A Number Talk Sparks Lots of Question About Student-Centered Learning

As part of our online course, “How to Learn Math for Teachers” by Jo Boaler, he Math Department is learning about something called Number Talks.  In a number talk, more info here, students are presented with an open-ended problem and are encouraged to think of many ways to solve and many ways to represent their solution (including both numerical and visual representations).  A number talk might start with asking students how to multiply 36 x 5, for example, without a calculator and without pencil/paper (i.e. beyond the procedure traditionally taught).  These talks teach students about the flexibility of numbers, how strategy can be applied to numbers, the connections between numbers and other concepts, and the creative, artistic nature of numbers.   At the same time, it teaches them to expect multiple solutions to problems (i.e. Math is not about getting one right answers) and lets them practice explaining their ideas, methods and solutions.

I really love the idea of number talks and think that even doing a simple problem like 36 x 5 in a high school class has real benefits.  But, I’d rather find a way to change the way I’m teaching so that I use the idea of a number talk to talk about the more advanced topics that we teach in our classes.  And that’s why I was so excited when Lesley sent us a example of such a number talk that she had just played with as part of the Mindset Mathematics Leadership Conference.

It helped that I was just wrapping up a unit on radicals in Algebra 2 with Trigonometry and I was totally hooked on how to solve this visually.   I of course knew how to solve Algebraically/procedurally but this was asking for much more.  Did I really understand what a square root was?  It took me a good hour thinking hard about what a square root really is.  A finally settled on thinking of the square root as the side of one square.  But, even then it took me time to figure out what that meant, and what the expression x+15 meant.  I was thinking, not simply doing.  I was stretching my brain and it was exciting!
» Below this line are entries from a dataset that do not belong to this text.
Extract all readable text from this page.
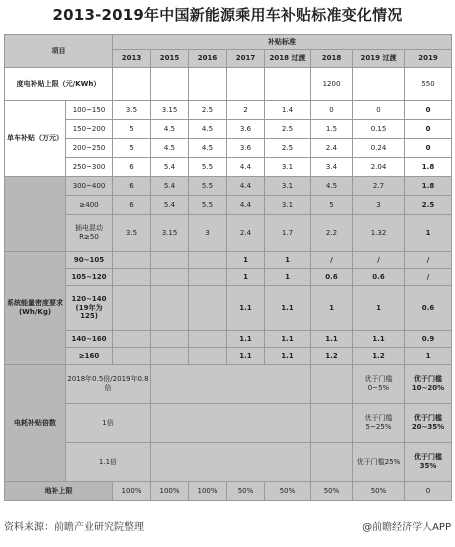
2013-2019年中国新能源乘用车补贴标准变化情况
项目		补贴标准							
		2013	2015	2016	2017	2018 过渡	2018	2019 过渡	2019
度电补贴上限（元/KWh）							1200		550
单车补贴（万元）	100~150	3.5	3.15	2.5	2	1.4	0	0	0
	150~200	5	4.5	4.5	3.6	2.5	1.5	0.15	0
	200~250	5	4.5	4.5	3.6	2.5	2.4	0.24	0
	250~300	6	5.4	5.5	4.4	3.1	3.4	2.04	1.8
	300~400	6	5.4	5.5	4.4	3.1	4.5	2.7	1.8
	≥400	6	5.4	5.5	4.4	3.1	5	3	2.5
	插电混动 R≥50	3.5	3.15	3	2.4	1.7	2.2	1.32	1
系统能量密度要求(Wh/Kg)	90~105				1	1	/	/	/
	105~120				1	1	0.6	0.6	/
	120~140 (19年为125)				1.1	1.1	1	1	0.6
	140~160				1.1	1.1	1.1	1.1	0.9
	≥160				1.1	1.1	1.2	1.2	1
电耗补贴倍数	2018年0.5倍/2019年0.8倍							优于门槛0~5%	优于门槛10~20%
	1倍							优于门槛5~25%	优于门槛20~35%
	1.1倍							优于门槛25%	优于门槛35%
地补上限		100%	100%	100%	50%	50%	50%	50%	0
资料来源：前瞻产业研究院整理	@前瞻经济学人APP
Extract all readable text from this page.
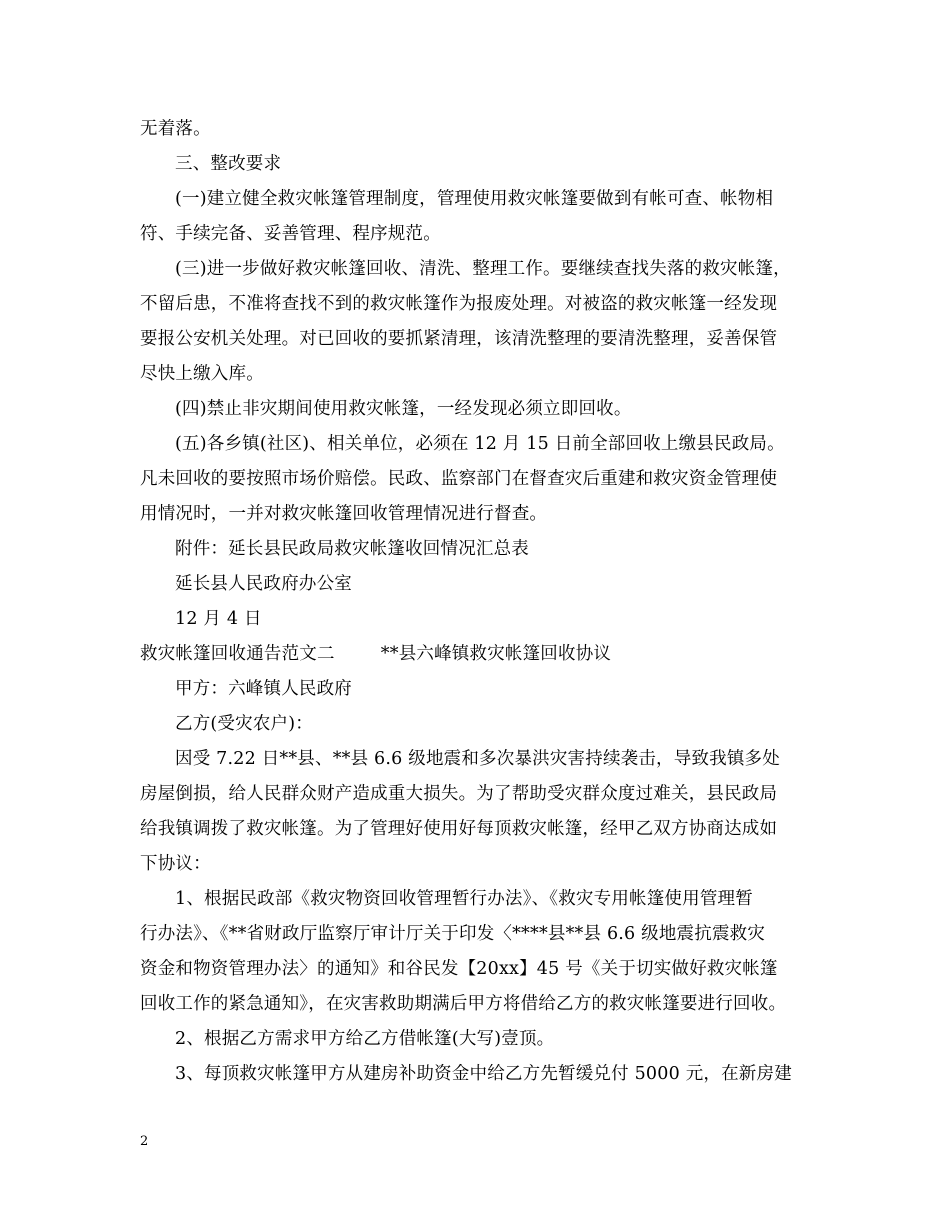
无着落。
三、整改要求
(一)建立健全救灾帐篷管理制度，管理使用救灾帐篷要做到有帐可查、帐物相
符、手续完备、妥善管理、程序规范。
(三)进一步做好救灾帐篷回收、清洗、整理工作。要继续查找失落的救灾帐篷，
不留后患，不准将查找不到的救灾帐篷作为报废处理。对被盗的救灾帐篷一经发现
要报公安机关处理。对已回收的要抓紧清理，该清洗整理的要清洗整理，妥善保管
尽快上缴入库。
(四)禁止非灾期间使用救灾帐篷，一经发现必须立即回收。
(五)各乡镇(社区)、相关单位，必须在 12 月 15 日前全部回收上缴县民政局。
凡未回收的要按照市场价赔偿。民政、监察部门在督查灾后重建和救灾资金管理使
用情况时，一并对救灾帐篷回收管理情况进行督查。
附件：延长县民政局救灾帐篷收回情况汇总表
延长县人民政府办公室
12 月 4 日
救灾帐篷回收通告范文二        **县六峰镇救灾帐篷回收协议
甲方：六峰镇人民政府
乙方(受灾农户)：
因受 7.22 日**县、**县 6.6 级地震和多次暴洪灾害持续袭击，导致我镇多处
房屋倒损，给人民群众财产造成重大损失。为了帮助受灾群众度过难关，县民政局
给我镇调拨了救灾帐篷。为了管理好使用好每顶救灾帐篷，经甲乙双方协商达成如
下协议：
1、根据民政部《救灾物资回收管理暂行办法》、《救灾专用帐篷使用管理暂
行办法》、《**省财政厅监察厅审计厅关于印发〈****县**县 6.6 级地震抗震救灾
资金和物资管理办法〉的通知》和谷民发【20xx】45 号《关于切实做好救灾帐篷
回收工作的紧急通知》，在灾害救助期满后甲方将借给乙方的救灾帐篷要进行回收。
2、根据乙方需求甲方给乙方借帐篷(大写)壹顶。
3、每顶救灾帐篷甲方从建房补助资金中给乙方先暂缓兑付 5000 元，在新房建
2
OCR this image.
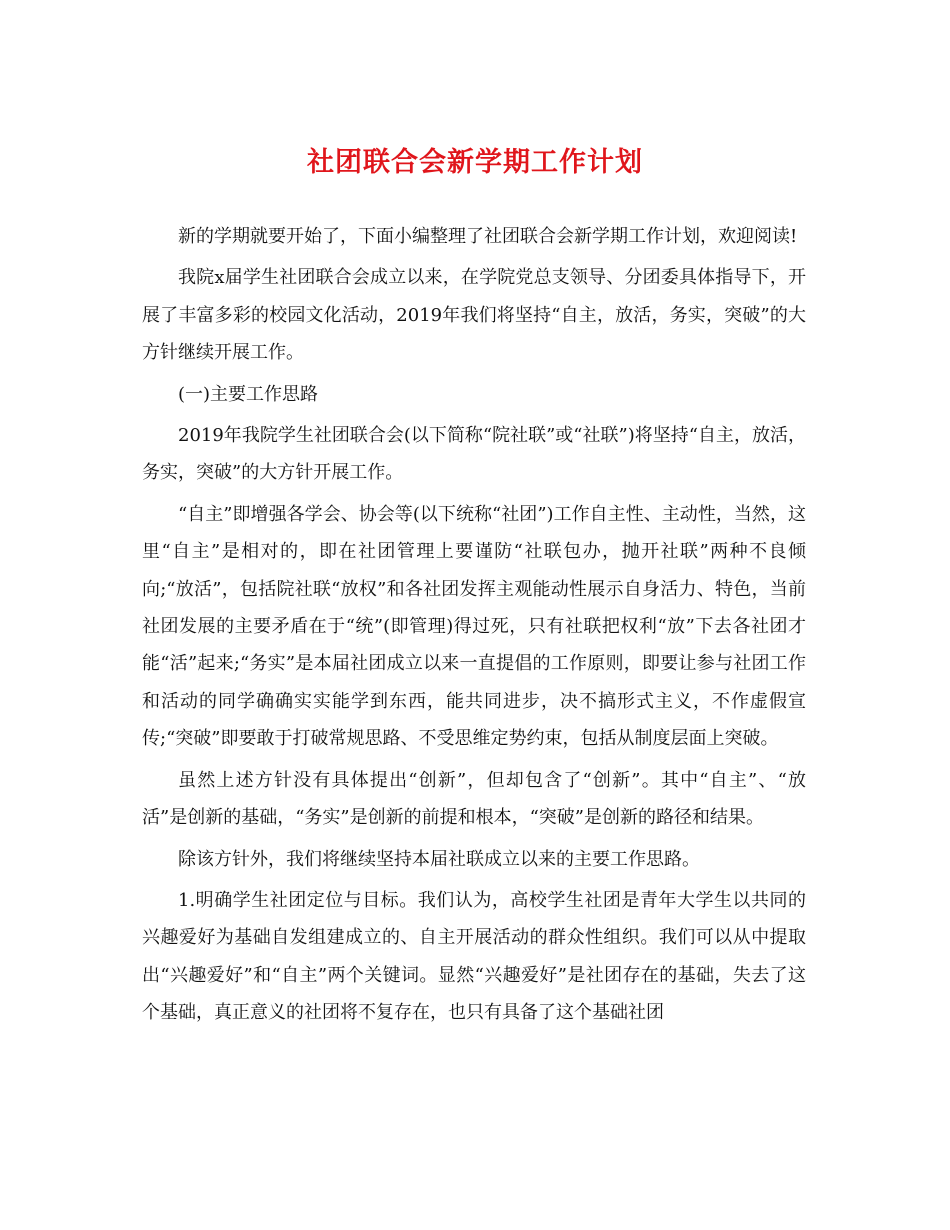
社团联合会新学期工作计划

新的学期就要开始了，下面小编整理了社团联合会新学期工作计划，欢迎阅读!

我院x届学生社团联合会成立以来，在学院党总支领导、分团委具体指导下，开展了丰富多彩的校园文化活动，2019年我们将坚持“自主，放活，务实，突破”的大方针继续开展工作。

(一)主要工作思路

2019年我院学生社团联合会(以下简称“院社联”或“社联”)将坚持“自主，放活，务实，突破”的大方针开展工作。

“自主”即增强各学会、协会等(以下统称“社团”)工作自主性、主动性，当然，这里“自主”是相对的，即在社团管理上要谨防“社联包办，抛开社联”两种不良倾向;“放活”，包括院社联“放权”和各社团发挥主观能动性展示自身活力、特色，当前社团发展的主要矛盾在于“统”(即管理)得过死，只有社联把权利“放”下去各社团才能“活”起来;“务实”是本届社团成立以来一直提倡的工作原则，即要让参与社团工作和活动的同学确确实实能学到东西，能共同进步，决不搞形式主义，不作虚假宣传;“突破”即要敢于打破常规思路、不受思维定势约束，包括从制度层面上突破。

虽然上述方针没有具体提出“创新”，但却包含了“创新”。其中“自主”、“放活”是创新的基础，“务实”是创新的前提和根本，“突破”是创新的路径和结果。

除该方针外，我们将继续坚持本届社联成立以来的主要工作思路。

1.明确学生社团定位与目标。我们认为，高校学生社团是青年大学生以共同的兴趣爱好为基础自发组建成立的、自主开展活动的群众性组织。我们可以从中提取出“兴趣爱好”和“自主”两个关键词。显然“兴趣爱好”是社团存在的基础，失去了这个基础，真正意义的社团将不复存在，也只有具备了这个基础社团
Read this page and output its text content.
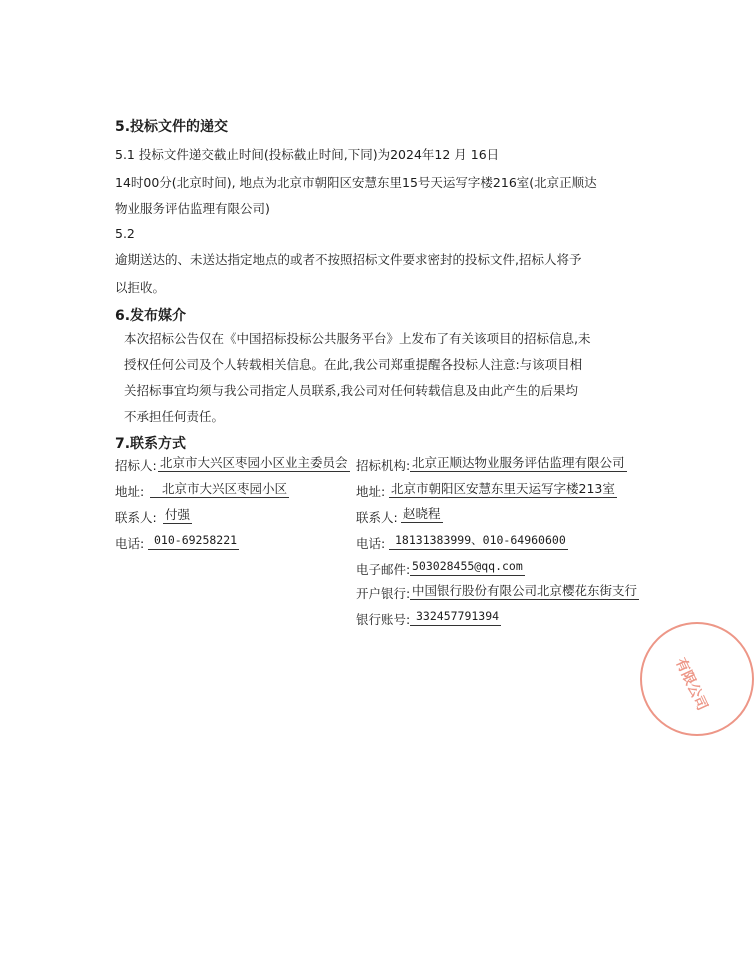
5.投标文件的递交
5.1 投标文件递交截止时间(投标截止时间,下同)为2024年12 月 16日
14时00分(北京时间), 地点为北京市朝阳区安慧东里15号天运写字楼216室(北京正顺达
物业服务评估监理有限公司)
5.2
逾期送达的、未送达指定地点的或者不按照招标文件要求密封的投标文件,招标人将予
以拒收。
6.发布媒介
本次招标公告仅在《中国招标投标公共服务平台》上发布了有关该项目的招标信息,未
授权任何公司及个人转载相关信息。在此,我公司郑重提醒各投标人注意:与该项目相
关招标事宜均须与我公司指定人员联系,我公司对任何转载信息及由此产生的后果均
不承担任何责任。
7.联系方式
招标人: 北京市大兴区枣园小区业主委员会
地址:	北京市大兴区枣园小区
联系人: 付强
电话: 010-69258221
招标机构: 北京正顺达物业服务评估监理有限公司
地址: 北京市朝阳区安慧东里天运写字楼213室
联系人: 赵晓程
电话: 18131383999、010-64960600
电子邮件: 503028455@qq.com
开户银行: 中国银行股份有限公司北京樱花东街支行
银行账号: 332457791394
有限公司
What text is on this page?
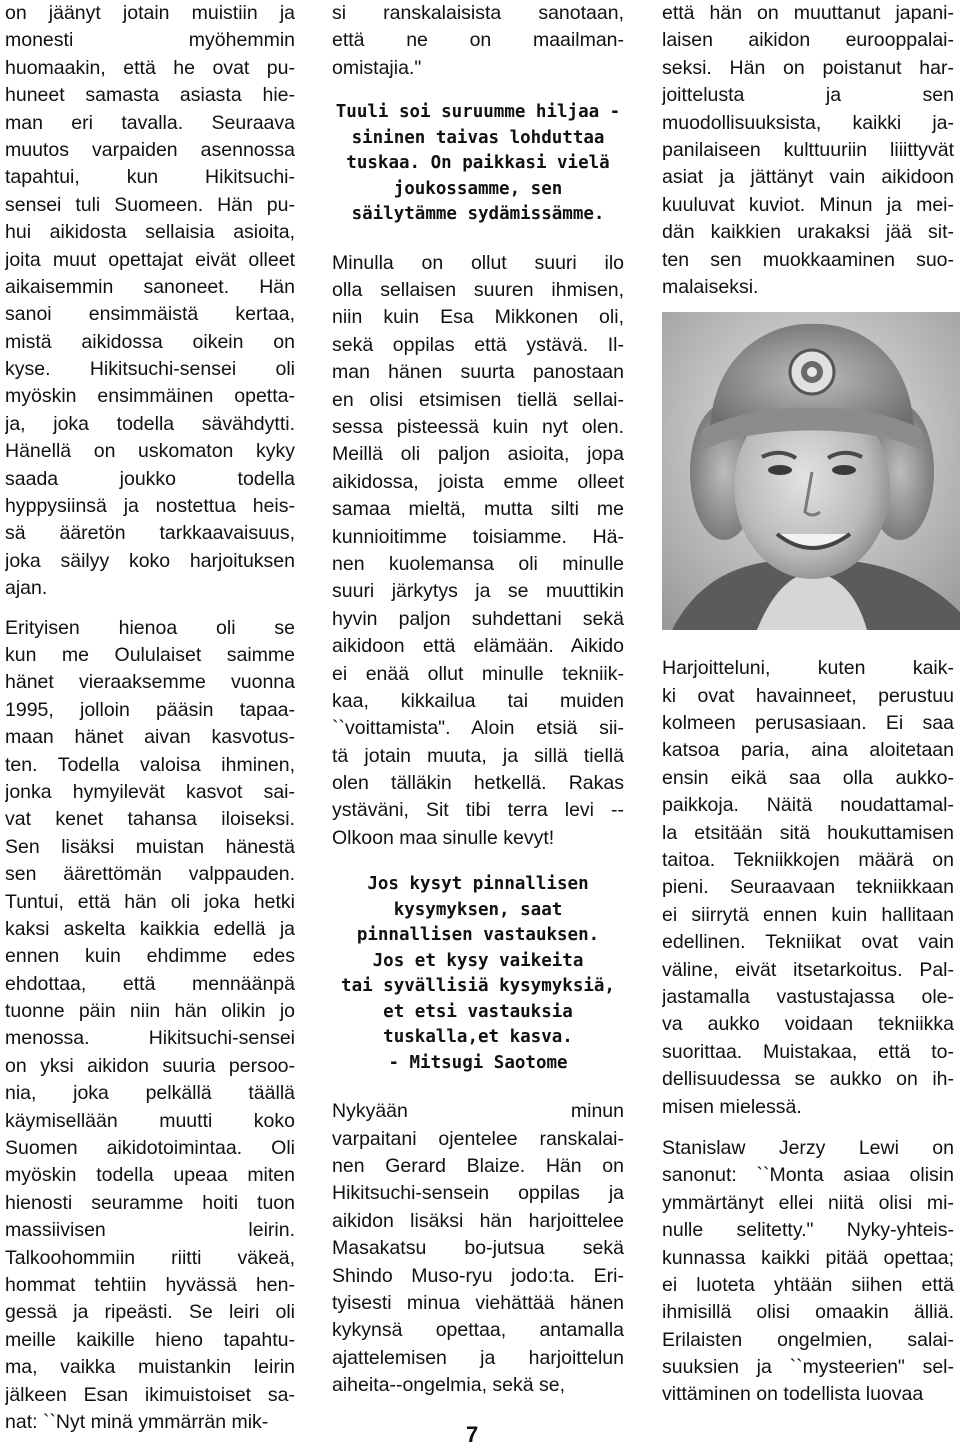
on jäänyt jotain muistiin ja
monesti myöhemmin
huomaakin, että he ovat pu-
huneet samasta asiasta hie-
man eri tavalla. Seuraava
muutos varpaiden asennossa
tapahtui, kun Hikitsuchi-
sensei tuli Suomeen. Hän pu-
hui aikidosta sellaisia asioita,
joita muut opettajat eivät olleet
aikaisemmin sanoneet. Hän
sanoi ensimmäistä kertaa,
mistä aikidossa oikein on
kyse. Hikitsuchi-sensei oli
myöskin ensimmäinen opetta-
ja, joka todella sävähdytti.
Hänellä on uskomaton kyky
saada joukko todella
hyppysiinsä ja nostettua heis-
sä ääretön tarkkaavaisuus,
joka säilyy koko harjoituksen
ajan.
Erityisen hienoa oli se
kun me Oululaiset saimme
hänet vieraaksemme vuonna
1995, jolloin pääsin tapaa-
maan hänet aivan kasvotus-
ten. Todella valoisa ihminen,
jonka hymyilevät kasvot sai-
vat kenet tahansa iloiseksi.
Sen lisäksi muistan hänestä
sen äärettömän valppauden.
Tuntui, että hän oli joka hetki
kaksi askelta kaikkia edellä ja
ennen kuin ehdimme edes
ehdottaa, että mennäänpä
tuonne päin niin hän olikin jo
menossa. Hikitsuchi-sensei
on yksi aikidon suuria persoo-
nia, joka pelkällä täällä
käymisellään muutti koko
Suomen aikidotoimintaa. Oli
myöskin todella upeaa miten
hienosti seuramme hoiti tuon
massiivisen leirin.
Talkoohommiin riitti väkeä,
hommat tehtiin hyvässä hen-
gessä ja ripeästi. Se leiri oli
meille kaikille hieno tapahtu-
ma, vaikka muistankin leirin
jälkeen Esan ikimuistoiset sa-
nat: ``Nyt minä ymmärrän mik-
si ranskalaisista sanotaan,
että ne on maailman-
omistajia."
Tuuli soi suruumme hiljaa -
sininen taivas lohduttaa
tuskaa. On paikkasi vielä
joukossamme, sen
säilytämme sydämissämme.
Minulla on ollut suuri ilo
olla sellaisen suuren ihmisen,
niin kuin Esa Mikkonen oli,
sekä oppilas että ystävä. Il-
man hänen suurta panostaan
en olisi etsimisen tiellä sellai-
sessa pisteessä kuin nyt olen.
Meillä oli paljon asioita, jopa
aikidossa, joista emme olleet
samaa mieltä, mutta silti me
kunnioitimme toisiamme. Hä-
nen kuolemansa oli minulle
suuri järkytys ja se muuttikin
hyvin paljon suhdettani sekä
aikidoon että elämään. Aikido
ei enää ollut minulle tekniik-
kaa, kikkailua tai muiden
``voittamista". Aloin etsiä sii-
tä jotain muuta, ja sillä tiellä
olen tälläkin hetkellä. Rakas
ystäväni, Sit tibi terra levi --
Olkoon maa sinulle kevyt!
Jos kysyt pinnallisen
kysymyksen, saat
pinnallisen vastauksen.
Jos et kysy vaikeita
tai syvällisiä kysymyksiä,
et etsi vastauksia
tuskalla,et kasva.
- Mitsugi Saotome
Nykyään minun
varpaitani ojentelee ranskalai-
nen Gerard Blaize. Hän on
Hikitsuchi-sensein oppilas ja
aikidon lisäksi hän harjoittelee
Masakatsu bo-jutsua sekä
Shindo Muso-ryu jodo:ta. Eri-
tyisesti minua viehättää hänen
kykynsä opettaa, antamalla
ajattelemisen ja harjoittelun
aiheita--ongelmia, sekä se,
että hän on muuttanut japani-
laisen aikidon eurooppalai-
seksi. Hän on poistanut har-
joittelusta ja sen
muodollisuuksista, kaikki ja-
panilaiseen kulttuuriin liiittyvät
asiat ja jättänyt vain aikidoon
kuuluvat kuviot. Minun ja mei-
dän kaikkien urakaksi jää sit-
ten sen muokkaaminen suo-
malaiseksi.
Harjoitteluni, kuten kaik-
ki ovat havainneet, perustuu
kolmeen perusasiaan. Ei saa
katsoa paria, aina aloitetaan
ensin eikä saa olla aukko-
paikkoja. Näitä noudattamal-
la etsitään sitä houkuttamisen
taitoa. Tekniikkojen määrä on
pieni. Seuraavaan tekniikkaan
ei siirrytä ennen kuin hallitaan
edellinen. Tekniikat ovat vain
väline, eivät itsetarkoitus. Pal-
jastamalla vastustajassa ole-
va aukko voidaan tekniikka
suorittaa. Muistakaa, että to-
dellisuudessa se aukko on ih-
misen mielessä.
Stanislaw Jerzy Lewi on
sanonut: ``Monta asiaa olisin
ymmärtänyt ellei niitä olisi mi-
nulle selitetty." Nyky-yhteis-
kunnassa kaikki pitää opettaa;
ei luoteta yhtään siihen että
ihmisillä olisi omaakin älliä.
Erilaisten ongelmien, salai-
suuksien ja ``mysteerien" sel-
vittäminen on todellista luovaa
7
I finally came up with this solution and felt really satisfied with the experience:

Because we were just wrapping up this unit in Algebra 2, I decided to pose this problem to them as a number talk.  And, here’s where my failure began.  Because I was at the end of the unit, and a bit behind the other Algebra 2 class, I didn’t feel I could devote class time to actually do the number talk.  And if I’m being totally honest, I doubted that many of my students would have been able to handle it.  Instead, I put it on my board and asked students to think about it and contribute whenever they had an idea.  I told them it would live on my board for a couple of weeks and we’d see what gets filled in.  I had visions of some of my more motivated/math-interested students thinking about this as I did and using their free time to come to my room to make their contribution to my board.

Well, it’s been about two weeks and here’s what my board looks like:

Don’t be fooled.  The pictures you see have nothing to do with the problem.  That’s work by my Geometry students who needed some board space to work on their problems.  Not one student contributed to my number talk.  It’s not their fault.  To really have done this right, I needed to model it for them by using class time.  I chose not to, under pressure to stay on schedule, and perhaps missed out on a really deep Mathematical experience.

This is making me think a lot about much of the innovation we’ve been talking about both in our department and as a school.  In order to be truly student-centered, we as teachers need to be able to go off-schedule, right?  We need to have the flexibility to follow the curiosities of our students.  But, how does this work when we have a Scope & Sequence that dictates how long and which topics to cover?  Isn’t this teacher-centered?  If we are truly student-centered, are we comfortable if some sections of Algebra 2, for example, cover different topics than other sections?  How might this affect our sequential courses?  Or do we do enough re-teaching in our sequential courses that we could accommodate such a student-centered model?  Beyond sequential courses, would this compromise a student’s ability to do well on standardized tests, such as the SAT, if we go deep in one topic and miss another all together?

Sorry, that was a lot of questions but I am confused about how to do this.  Fortunately, our new Algebra 1 program will remove the timing pressure that the Scope & Sequence creates.  Students will self-pace through the material and we’re intentionally building in lots of opportunity for deep thinking activities, such as number talks.  The Scope (the curriculum), however, is still built by us, the teachers.  Might there be a way for us to make the scope more student-centered, so that students determine the concepts they cover?

I’d like to argue that if we focus on deep thinking, we can move away from our current approach of covering concepts and move toward an approach that teachers math strategy/math flexibility so that when they are presented with a topic they’ve never seen (whether on the SAT or in a later math class) they can use their mathematical intuition to figure it out.  After all, all Math concepts can be derived from basic principles.